For the rest of us, the thought of paying for college brings on worry, hope, and stomach pain. We worry that we will never be able to pay the cost of college. We hope that our talented, above-average student will get a full ride. And, we know we can ease the stomach pain with a good plan. If only... At Perfect Fit, we like to create a tiered list of schools for admission. Generally, students think of arranging their colleges in order from safeties that are easy to get into, to targets, to reaches, which are the hardest to get into. Now let’s make a second list, sorted by price!
Financial caution keeps both families and institutions strong. If you have a real financial need, follow all the directions on how to apply for aid. If you have an anxiety about the cost of college because you know you don't qualify for aid, start looking for colleges that you can afford.
There are two ways to think of price. There is the price tag that you find on the college's website: tuition, room and board, plus additional expenses. Then there is the adjusted price tag for your student. The lowest priced schools come from their desire to have your student attend, not from your desire to attend that school. The more they find you desirable, the more likely it is that they will entice you with merit money.

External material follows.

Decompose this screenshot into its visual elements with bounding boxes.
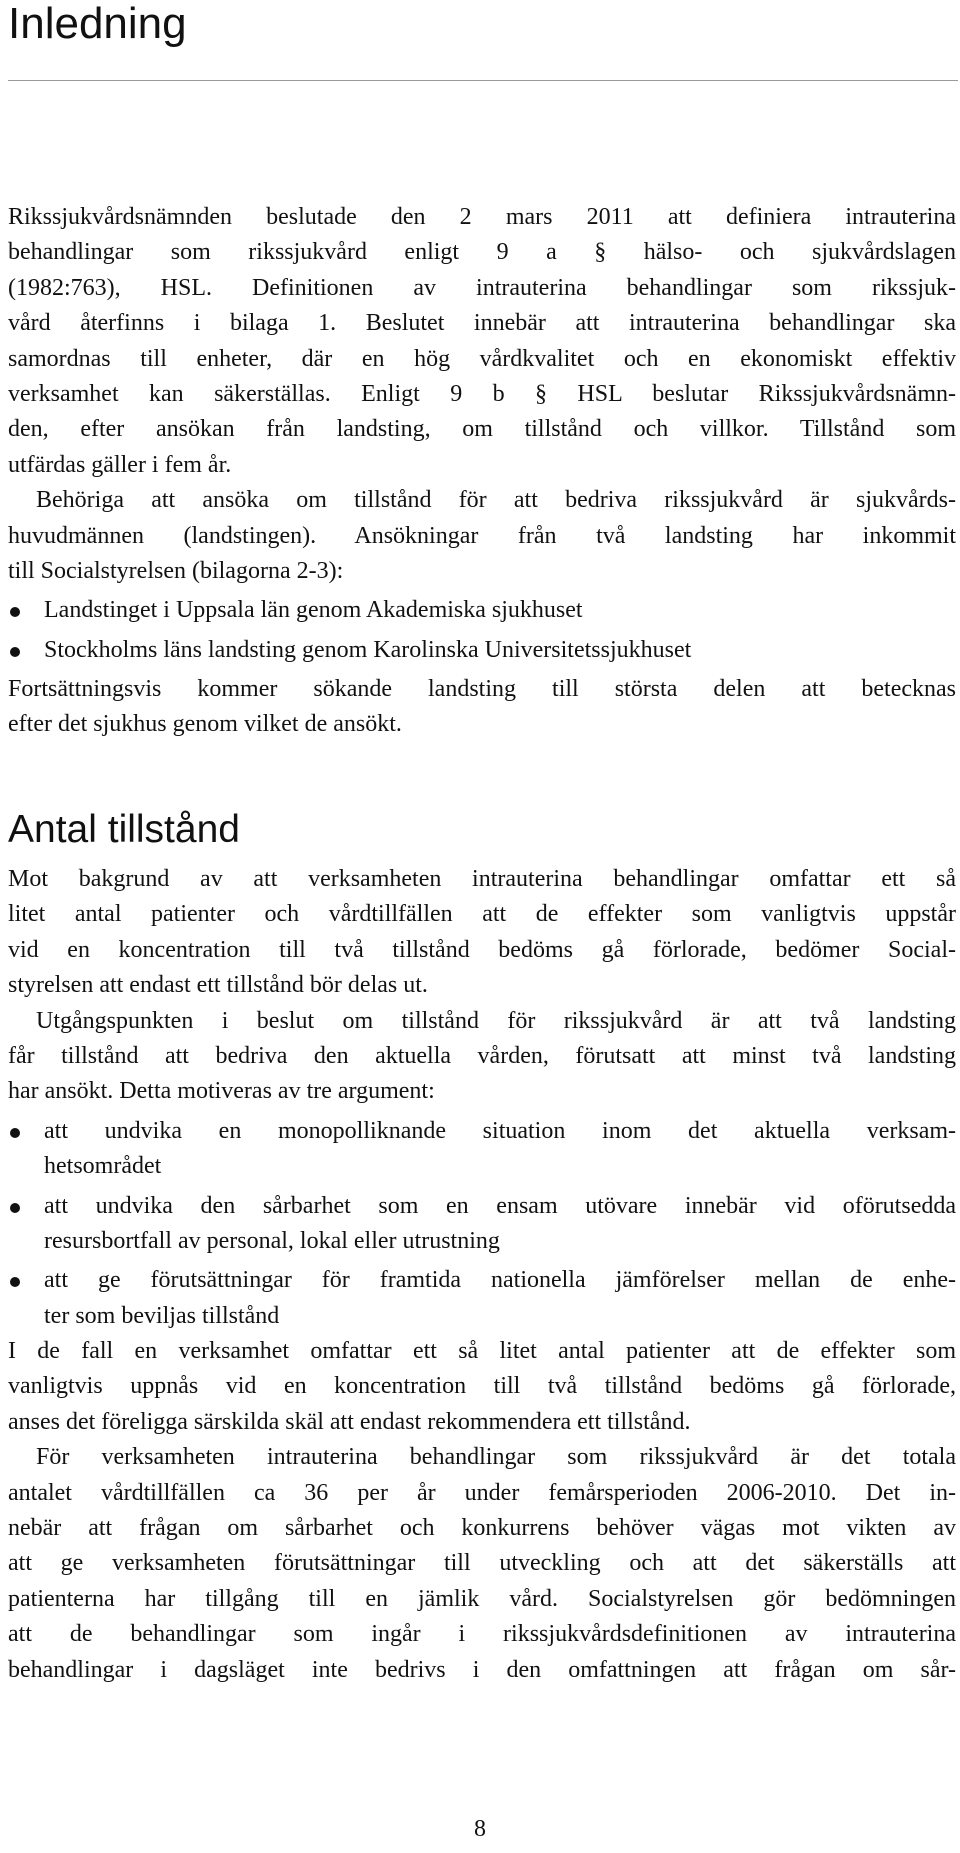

If you are in a situation where you can pay full tuition (and are still reading this blog), this is great news for your student. At many schools, “full pay applicants” gain a certain advantage when it comes to admission. But what if you thought you were full pay, and the bottom drops out of the market? Or your income takes a sudden dive, or any other of life’s mishaps come your way? Every student should have at least one financial safety school on his/her college list, just in case.
Determining the schools that will be financially safe for your student means looking carefully at the schools that are pursuing your student. If St. Mary’s is sending lots of mail, St. Mary's might offer your student a merit scholarship. Advertising fliers from colleges are generated from questionnaires the student has filled out, boxes he/she might have checked when taking the ACT or SAT, or by showing interest in a school on line, or at a college fair. Mail is an excellent indicator of a college’s interest in your student.
Choosing to apply and accept a “financial” safety school often means giving up a name brand. The schools that will benefit from your wonderfully qualified student may be schools you haven’t heard of before. Check out: Hood, Manhattan, and New England College. You’ll be surprised at their charm and even happier when you see the merit money they offer!